14. Detox Your Dry Cleaning
Your clothes come back from dry cleaning containing a solvent called perchloroethylene, that sticks to the fibres in your fabric. It is recommended to remove the plastic bag at the store or to air your clothes out in your garage before bringing them into the home so you can air-out this solvent. If you are able to find an eco-cleaner which uses liquid carbon dioxide or wet cleaning methods then this is even better in terms of reducing your toxin exposure.
15. Avoid Chemical Hand Sanitisers
Of course you need to wash your hands regularly, but be sure to use a non-toxic soap such as castile soap, and always avoid chemical hand santisers which expose your skin to harsh chemicals.

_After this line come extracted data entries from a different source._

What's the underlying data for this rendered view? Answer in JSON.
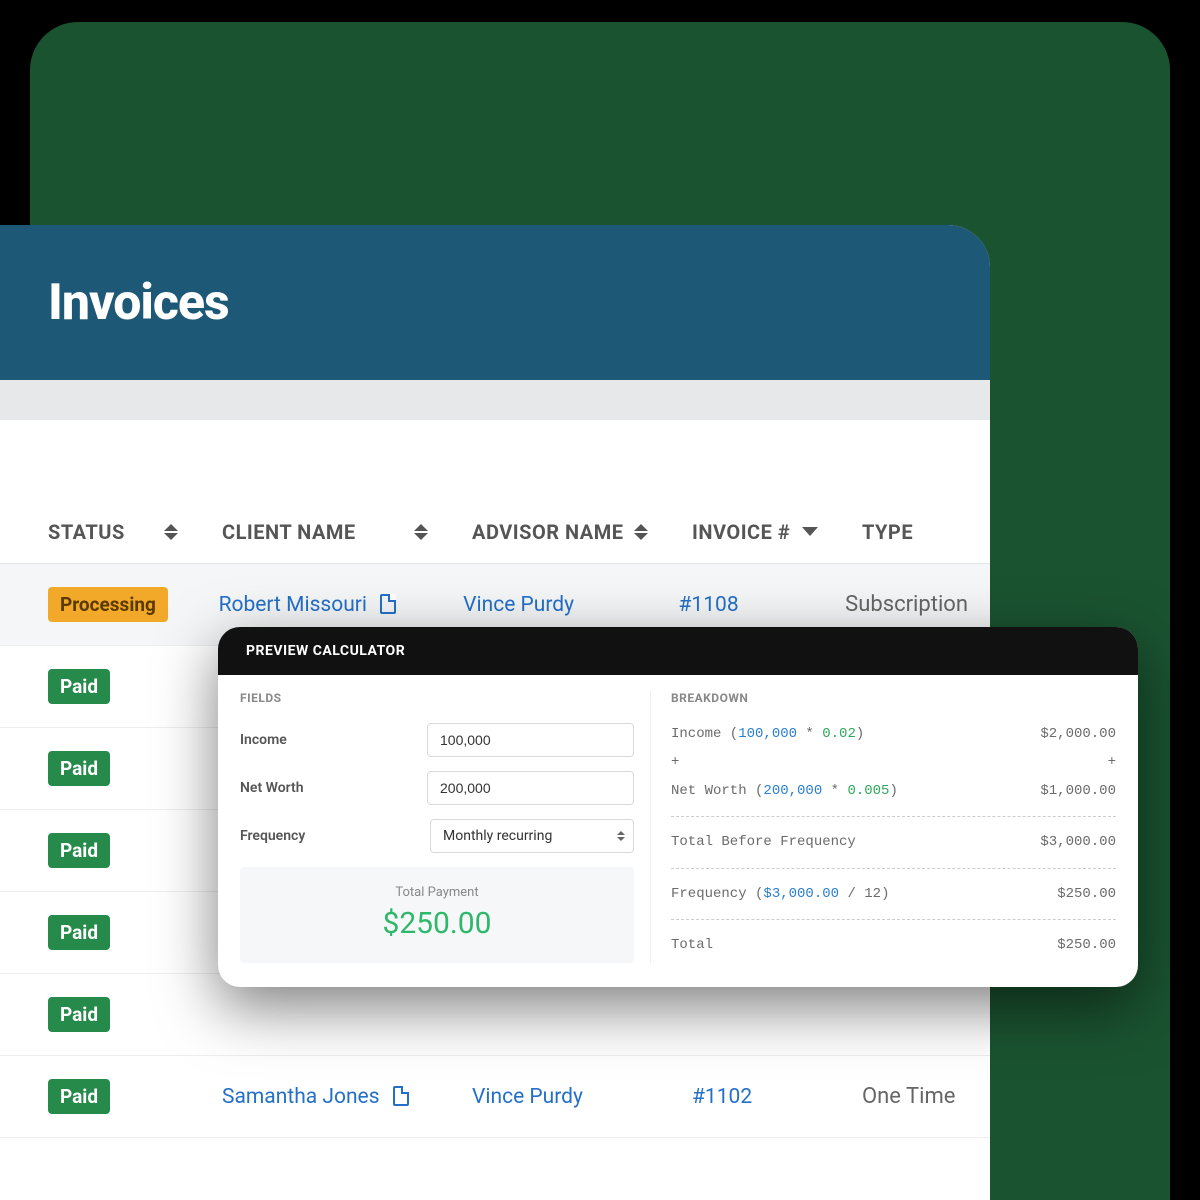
{
  "header": {
    "title": "Invoices"
  },
  "table": {
    "columns": {
      "status": "STATUS",
      "client": "CLIENT NAME",
      "advisor": "ADVISOR NAME",
      "invoice": "INVOICE #",
      "type": "TYPE"
    },
    "rows": [
      {
        "status": "Processing",
        "status_variant": "processing",
        "client": "Robert Missouri",
        "advisor": "Vince Purdy",
        "invoice": "#1108",
        "type": "Subscription"
      },
      {
        "status": "Paid",
        "status_variant": "paid",
        "client": "",
        "advisor": "",
        "invoice": "",
        "type": ""
      },
      {
        "status": "Paid",
        "status_variant": "paid",
        "client": "",
        "advisor": "",
        "invoice": "",
        "type": ""
      },
      {
        "status": "Paid",
        "status_variant": "paid",
        "client": "",
        "advisor": "",
        "invoice": "",
        "type": ""
      },
      {
        "status": "Paid",
        "status_variant": "paid",
        "client": "",
        "advisor": "",
        "invoice": "",
        "type": ""
      },
      {
        "status": "Paid",
        "status_variant": "paid",
        "client": "",
        "advisor": "",
        "invoice": "",
        "type": ""
      },
      {
        "status": "Paid",
        "status_variant": "paid",
        "client": "Samantha Jones",
        "advisor": "Vince Purdy",
        "invoice": "#1102",
        "type": "One Time"
      }
    ]
  },
  "calculator": {
    "title": "PREVIEW CALCULATOR",
    "fields_label": "FIELDS",
    "breakdown_label": "BREAKDOWN",
    "income_label": "Income",
    "income_value": "100,000",
    "networth_label": "Net Worth",
    "networth_value": "200,000",
    "frequency_label": "Frequency",
    "frequency_value": "Monthly recurring",
    "total_label": "Total Payment",
    "total_amount": "$250.00",
    "breakdown": {
      "income_prefix": "Income (",
      "income_var": "100,000",
      "income_op": " * ",
      "income_mult": "0.02",
      "income_suffix": ")",
      "income_result": "$2,000.00",
      "plus": "+",
      "networth_prefix": "Net Worth (",
      "networth_var": "200,000",
      "networth_op": " * ",
      "networth_mult": "0.005",
      "networth_suffix": ")",
      "networth_result": "$1,000.00",
      "before_freq_label": "Total Before Frequency",
      "before_freq_result": "$3,000.00",
      "freq_prefix": "Frequency (",
      "freq_var": "$3,000.00",
      "freq_div": " / 12",
      "freq_suffix": ")",
      "freq_result": "$250.00",
      "total_label": "Total",
      "total_result": "$250.00"
    }
  }
}
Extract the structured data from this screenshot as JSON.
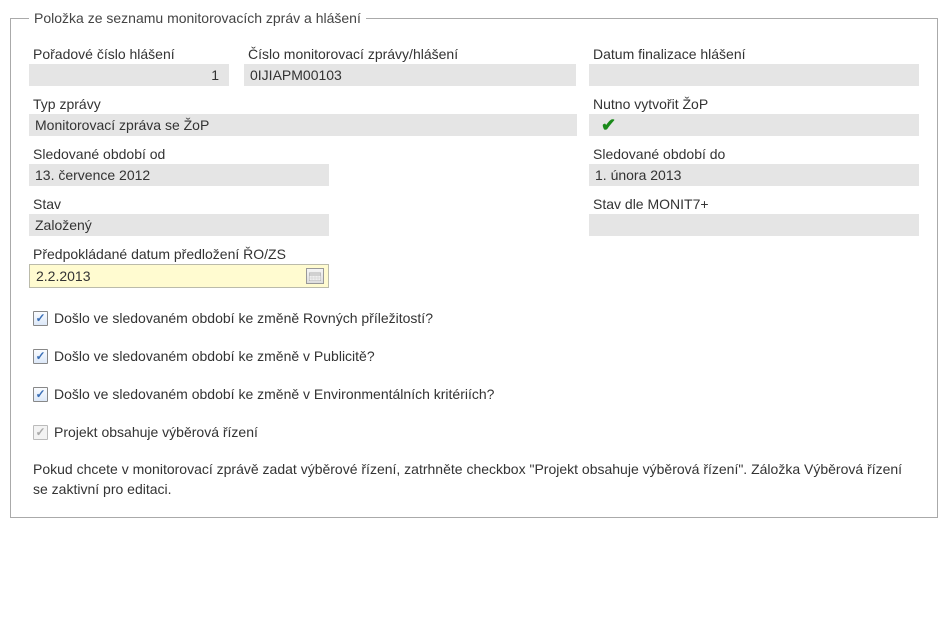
{
  "legend": "Položka ze seznamu monitorovacích zpráv a hlášení",
  "row1": {
    "poradi": {
      "label": "Pořadové číslo hlášení",
      "value": "1"
    },
    "cislo": {
      "label": "Číslo monitorovací zprávy/hlášení",
      "value": "0IJIAPM00103"
    },
    "finaliz": {
      "label": "Datum finalizace hlášení",
      "value": ""
    }
  },
  "row2": {
    "typ": {
      "label": "Typ zprávy",
      "value": "Monitorovací zpráva se ŽoP"
    },
    "nutno": {
      "label": "Nutno vytvořit ŽoP",
      "checked": true
    }
  },
  "row3": {
    "od": {
      "label": "Sledované období od",
      "value": "13. července 2012"
    },
    "do": {
      "label": "Sledované období do",
      "value": "1. února 2013"
    }
  },
  "row4": {
    "stav": {
      "label": "Stav",
      "value": "Založený"
    },
    "monit": {
      "label": "Stav dle MONIT7+",
      "value": ""
    }
  },
  "predpoklad": {
    "label": "Předpokládané datum předložení ŘO/ZS",
    "value": "2.2.2013"
  },
  "checkboxes": [
    {
      "label": "Došlo ve sledovaném období ke změně Rovných příležitostí?",
      "checked": true,
      "disabled": false
    },
    {
      "label": "Došlo ve sledovaném období ke změně v Publicitě?",
      "checked": true,
      "disabled": false
    },
    {
      "label": "Došlo ve sledovaném období ke změně v Environmentálních kritériích?",
      "checked": true,
      "disabled": false
    },
    {
      "label": "Projekt obsahuje výběrová řízení",
      "checked": true,
      "disabled": true
    }
  ],
  "footnote": "Pokud chcete v monitorovací zprávě zadat výběrové řízení, zatrhněte checkbox \"Projekt obsahuje výběrová řízení\". Záložka Výběrová řízení se zaktivní pro editaci."
}
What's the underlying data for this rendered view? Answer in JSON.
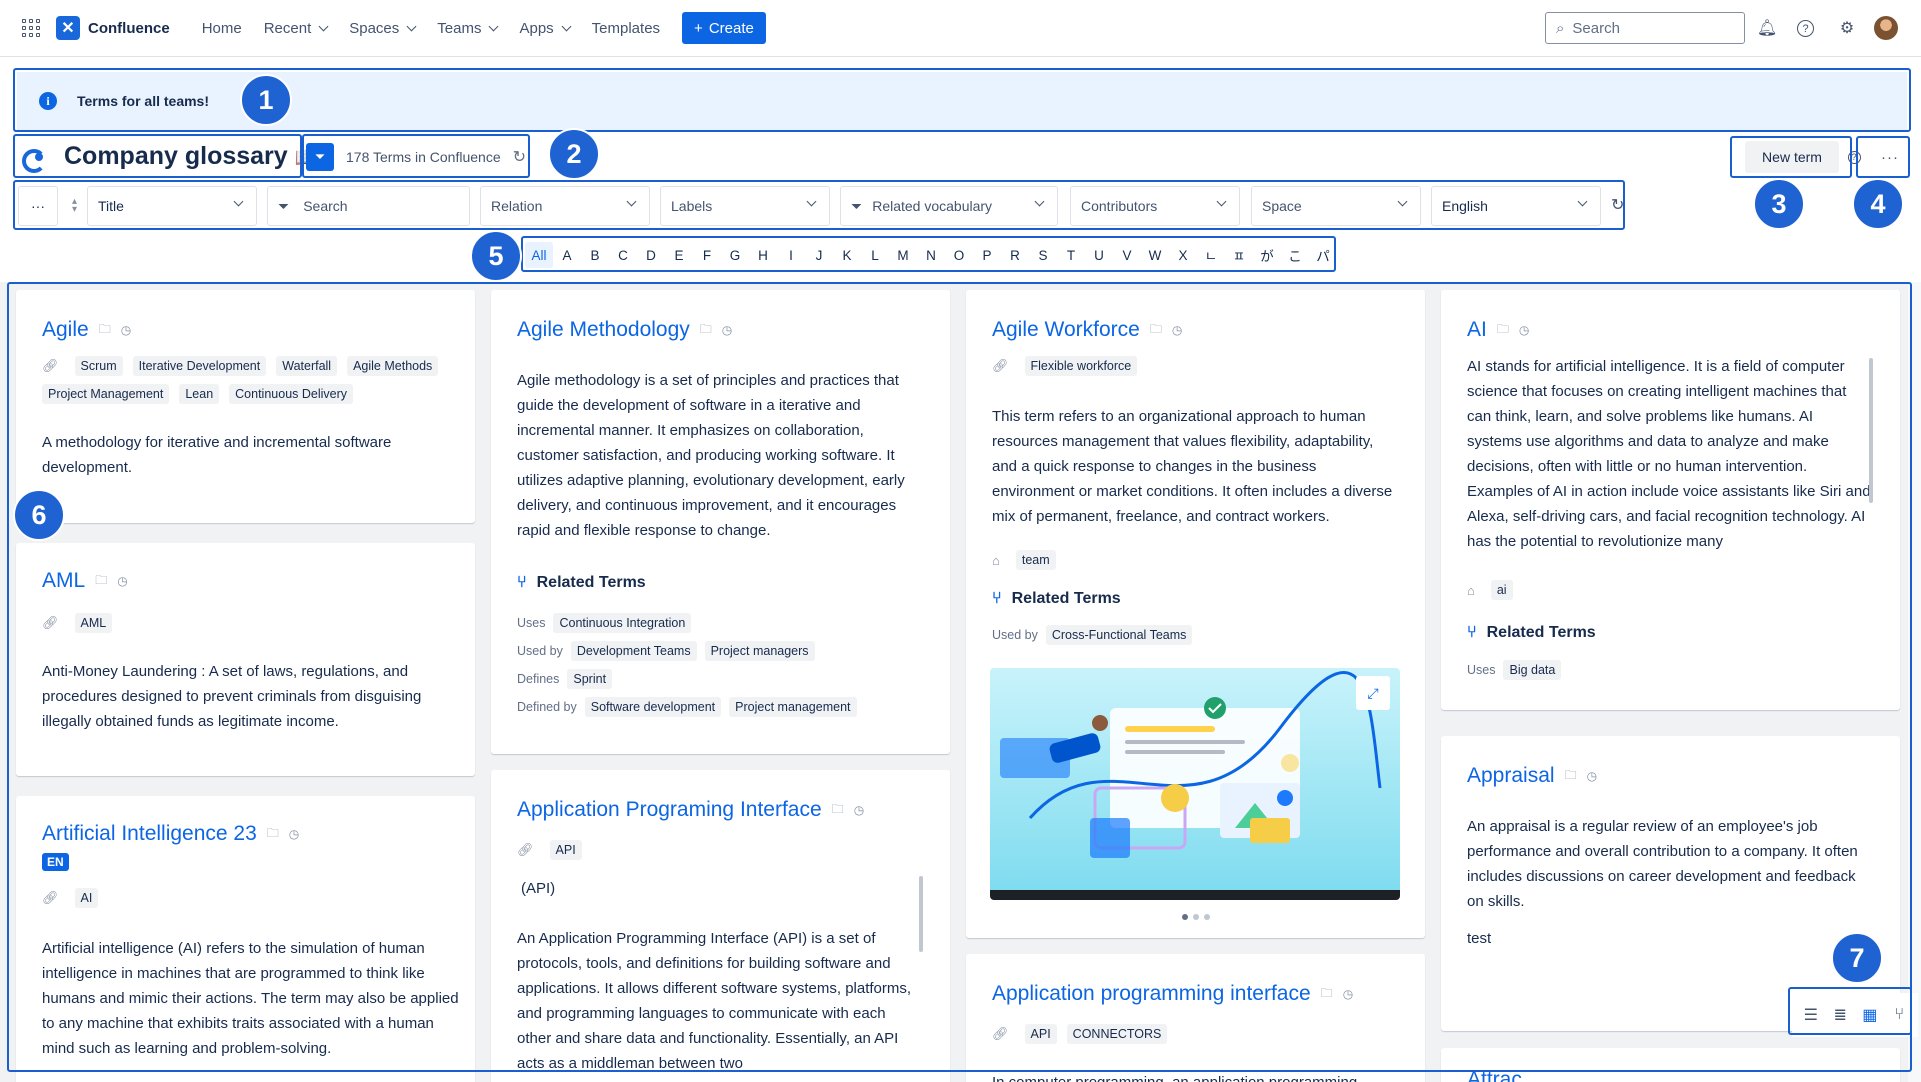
{
  "nav": {
    "app_name": "Confluence",
    "items": [
      "Home",
      "Recent",
      "Spaces",
      "Teams",
      "Apps",
      "Templates"
    ],
    "create_label": "Create",
    "search_placeholder": "Search"
  },
  "banner": {
    "text": "Terms for all teams!"
  },
  "header": {
    "title": "Company glossary",
    "title_emoji": "📖",
    "count_text": "178 Terms in Confluence",
    "new_term_label": "New term",
    "more_label": "···"
  },
  "filters": {
    "more_label": "···",
    "sort": "Title",
    "search_placeholder": "Search",
    "relation": "Relation",
    "labels": "Labels",
    "related_vocabulary": "Related vocabulary",
    "contributors": "Contributors",
    "space": "Space",
    "language": "English"
  },
  "alphabet": [
    "All",
    "A",
    "B",
    "C",
    "D",
    "E",
    "F",
    "G",
    "H",
    "I",
    "J",
    "K",
    "L",
    "M",
    "N",
    "O",
    "P",
    "R",
    "S",
    "T",
    "U",
    "V",
    "W",
    "X",
    "ㄴ",
    "ㅍ",
    "が",
    "こ",
    "パ"
  ],
  "badges": [
    "1",
    "2",
    "3",
    "4",
    "5",
    "6",
    "7"
  ],
  "cards": {
    "agile": {
      "title": "Agile",
      "tags": [
        "Scrum",
        "Iterative Development",
        "Waterfall",
        "Agile Methods",
        "Project Management",
        "Lean",
        "Continuous Delivery"
      ],
      "description": "A methodology for iterative and incremental software development."
    },
    "aml": {
      "title": "AML",
      "tags": [
        "AML"
      ],
      "description": "Anti-Money Laundering : A set of laws, regulations, and procedures designed to prevent criminals from disguising illegally obtained funds as legitimate income."
    },
    "ai23": {
      "title": "Artificial Intelligence 23",
      "lang": "EN",
      "tags": [
        "AI"
      ],
      "description": "Artificial intelligence (AI) refers to the simulation of human intelligence in machines that are programmed to think like humans and mimic their actions. The term may also be applied to any machine that exhibits traits associated with a human mind such as learning and problem-solving."
    },
    "agile_methodology": {
      "title": "Agile Methodology",
      "description": "Agile methodology is a set of principles and practices that guide the development of software in a iterative and incremental manner. It emphasizes on collaboration, customer satisfaction, and producing working software. It utilizes adaptive planning, evolutionary development, early delivery, and continuous improvement, and it encourages rapid and flexible response to change.",
      "related_heading": "Related Terms",
      "relations": [
        {
          "label": "Uses",
          "terms": [
            "Continuous Integration"
          ]
        },
        {
          "label": "Used by",
          "terms": [
            "Development Teams",
            "Project managers"
          ]
        },
        {
          "label": "Defines",
          "terms": [
            "Sprint"
          ]
        },
        {
          "label": "Defined by",
          "terms": [
            "Software development",
            "Project management"
          ]
        }
      ]
    },
    "api": {
      "title": "Application Programing Interface",
      "tags": [
        "API"
      ],
      "abbr": "(API)",
      "description": "An Application Programming Interface (API) is a set of protocols, tools, and definitions for building software and applications. It allows different software systems, platforms, and programming languages to communicate with each other and share data and functionality. Essentially, an API acts as a middleman between two"
    },
    "agile_workforce": {
      "title": "Agile Workforce",
      "tags": [
        "Flexible workforce"
      ],
      "description": "This term refers to an organizational approach to human resources management that values flexibility, adaptability, and a quick response to changes in the business environment or market conditions. It often includes a diverse mix of permanent, freelance, and contract workers.",
      "labels": [
        "team"
      ],
      "related_heading": "Related Terms",
      "relations": [
        {
          "label": "Used by",
          "terms": [
            "Cross-Functional Teams"
          ]
        }
      ]
    },
    "api2": {
      "title": "Application programming interface",
      "tags": [
        "API",
        "CONNECTORS"
      ],
      "description": "In computer programming, an application programming"
    },
    "ai": {
      "title": "AI",
      "description": "AI stands for artificial intelligence. It is a field of computer science that focuses on creating intelligent machines that can think, learn, and solve problems like humans. AI systems use algorithms and data to analyze and make decisions, often with little or no human intervention. Examples of AI in action include voice assistants like Siri and Alexa, self-driving cars, and facial recognition technology. AI has the potential to revolutionize many",
      "labels": [
        "ai"
      ],
      "related_heading": "Related Terms",
      "relations": [
        {
          "label": "Uses",
          "terms": [
            "Big data"
          ]
        }
      ]
    },
    "appraisal": {
      "title": "Appraisal",
      "description": "An appraisal is a regular review of an employee's job performance and overall contribution to a company. It often includes discussions on career development and feedback on skills.",
      "extra": "test"
    },
    "partial_next": {
      "title": "Attrac..."
    }
  },
  "colors": {
    "accent": "#0c66e4",
    "highlight": "#1f63d2",
    "banner_bg": "#e9f2ff",
    "content_bg": "#f1f2f4"
  }
}
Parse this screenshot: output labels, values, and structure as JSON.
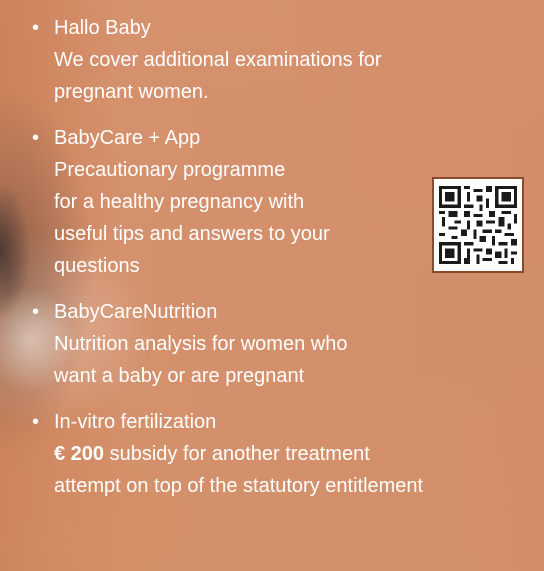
{
  "items": [
    {
      "title": "Hallo Baby",
      "lines": [
        "We cover additional examinations for",
        "pregnant women."
      ]
    },
    {
      "title": "BabyCare + App",
      "lines": [
        "Precautionary programme",
        "for a healthy pregnancy with",
        "useful tips and answers to your",
        "questions"
      ]
    },
    {
      "title": "BabyCareNutrition",
      "lines": [
        "Nutrition analysis for women who",
        "want a baby or are pregnant"
      ]
    },
    {
      "title": "In-vitro fertilization",
      "amount": "€ 200",
      "amount_suffix": " subsidy for another treatment",
      "lines": [
        "attempt on top of the statutory entitlement"
      ]
    }
  ],
  "bullet": "•",
  "colors": {
    "text": "#ffffff",
    "background": "#d38f6b",
    "qr_border": "#8a4a2c"
  }
}
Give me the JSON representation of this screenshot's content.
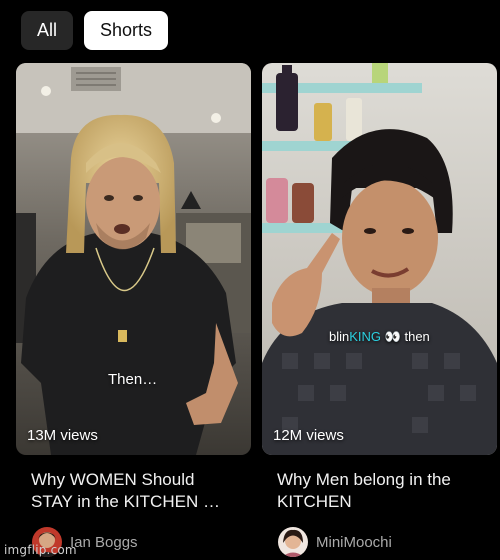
{
  "filter_chips": {
    "all_label": "All",
    "shorts_label": "Shorts",
    "selected": "Shorts"
  },
  "videos": [
    {
      "views": "13M views",
      "title_line1": "Why WOMEN Should",
      "title_line2": "STAY in the KITCHEN …",
      "channel": "Ian Boggs",
      "caption": "Then…"
    },
    {
      "views": "12M views",
      "title_line1": "Why Men belong in the",
      "title_line2": "KITCHEN",
      "channel": "MiniMoochi",
      "caption_pre": "blin",
      "caption_highlight": "KING",
      "caption_emoji": "👀",
      "caption_post": "then"
    }
  ],
  "watermark": "imgflip.com",
  "colors": {
    "chip_active_bg": "#ffffff",
    "chip_inactive_bg": "#272727",
    "caption_highlight": "#2bd0e0"
  }
}
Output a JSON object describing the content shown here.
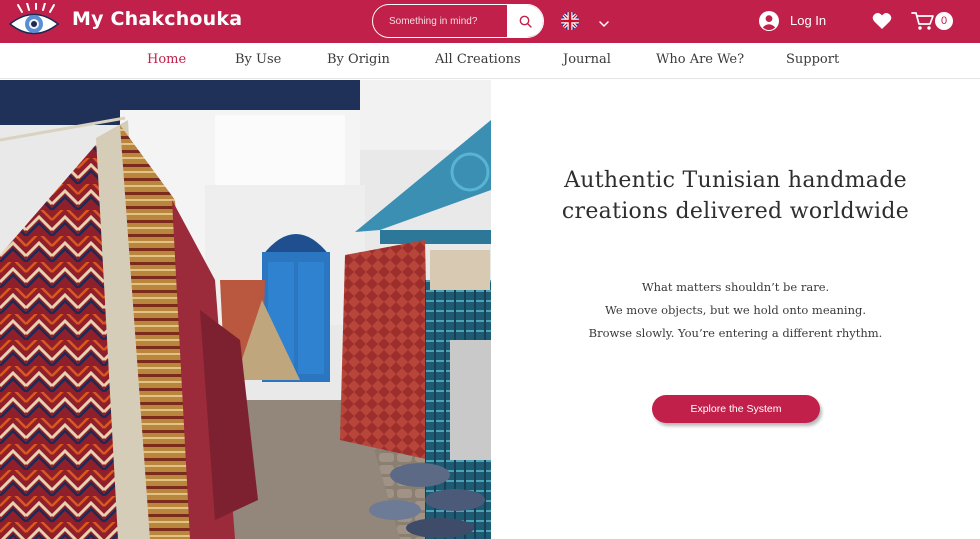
{
  "header": {
    "brand": "My Chakchouka",
    "logo_icon": "evil-eye-logo-icon",
    "search": {
      "placeholder": "Something in mind?",
      "value": "",
      "button_icon": "search-icon"
    },
    "language": {
      "flag_icon": "uk-flag-icon",
      "dropdown_icon": "chevron-down-icon"
    },
    "login_label": "Log In",
    "login_icon": "user-avatar-icon",
    "wishlist_icon": "heart-icon",
    "cart_icon": "cart-icon",
    "cart_count": "0"
  },
  "nav": {
    "items": [
      {
        "label": "Home",
        "active": true
      },
      {
        "label": "By Use",
        "active": false
      },
      {
        "label": "By Origin",
        "active": false
      },
      {
        "label": "All Creations",
        "active": false
      },
      {
        "label": "Journal",
        "active": false
      },
      {
        "label": "Who Are We?",
        "active": false
      },
      {
        "label": "Support",
        "active": false
      }
    ]
  },
  "hero": {
    "headline_lines": [
      "Authentic Tunisian handmade",
      "creations delivered worldwide"
    ],
    "tagline_lines": [
      "What matters shouldn’t be rare.",
      "We move objects, but we hold onto meaning.",
      "Browse slowly. You’re entering a different rhythm."
    ],
    "cta_label": "Explore the System"
  },
  "colors": {
    "brand": "#c1204a",
    "text": "#2e2e2e",
    "white": "#ffffff"
  }
}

16. Switch to Pure Beeswax Candles
Not all candles are the same. Most are made from paraffin which emits chemicals into the air when they are burned, or made from soy or palm oils which are hydrogenated and then scented with harmful fragrance which are emitted into the air when they are burning. The best choice of candle is pure beeswax which has minimal side effects.
17. Kill Pests Kindly
Using harmful chemicals to eradicate pests can cause you to be exposed to toxins that are worse than the pests themselves. Find alternatives for pest elimination by going to www.panna.org. Also look for the root cause of the reason why you have the pests and work on resolving that before resorting to the chemicals.
18. Beware Your Bedding
Most sheets, pillows, mattresses and blankets are full of chemicals and flame retardants that can interfere with our health. Opt for using organic products as much as you can so you are not sleeping in chemicals. An organic mattress can be a worthy investment when you consider the amount of hours you spend in your bed every day.
19. Polluting Paints
It is worth checking up on the kind of paint used in our home because many paints contain VOCs that may have an adverse effect on your health. Conventional paints also produce fumes that pollute indoor air and contribute to outdoor air pollution. There is not a lot you can do (other than re-paint) if your walls do have toxic coatings, except to air your house out by opening the windows daily to allow invisible fumes to escape the indoor space.
20. Love it Up
Keep the emotional toxins in your home at bay by ensuring you have love, compassion and forgiveness as the cornerstones and avoid anger, resentment and jealousy as much as possible.
Once you come home from detoxing your body at Thailand Fitness Bootcamp, it is time to look at ways to detox your home to really keep your body and mind optimally healthy. Hopefully these tips will help you to know where to start in cleaning up pollutants in your home.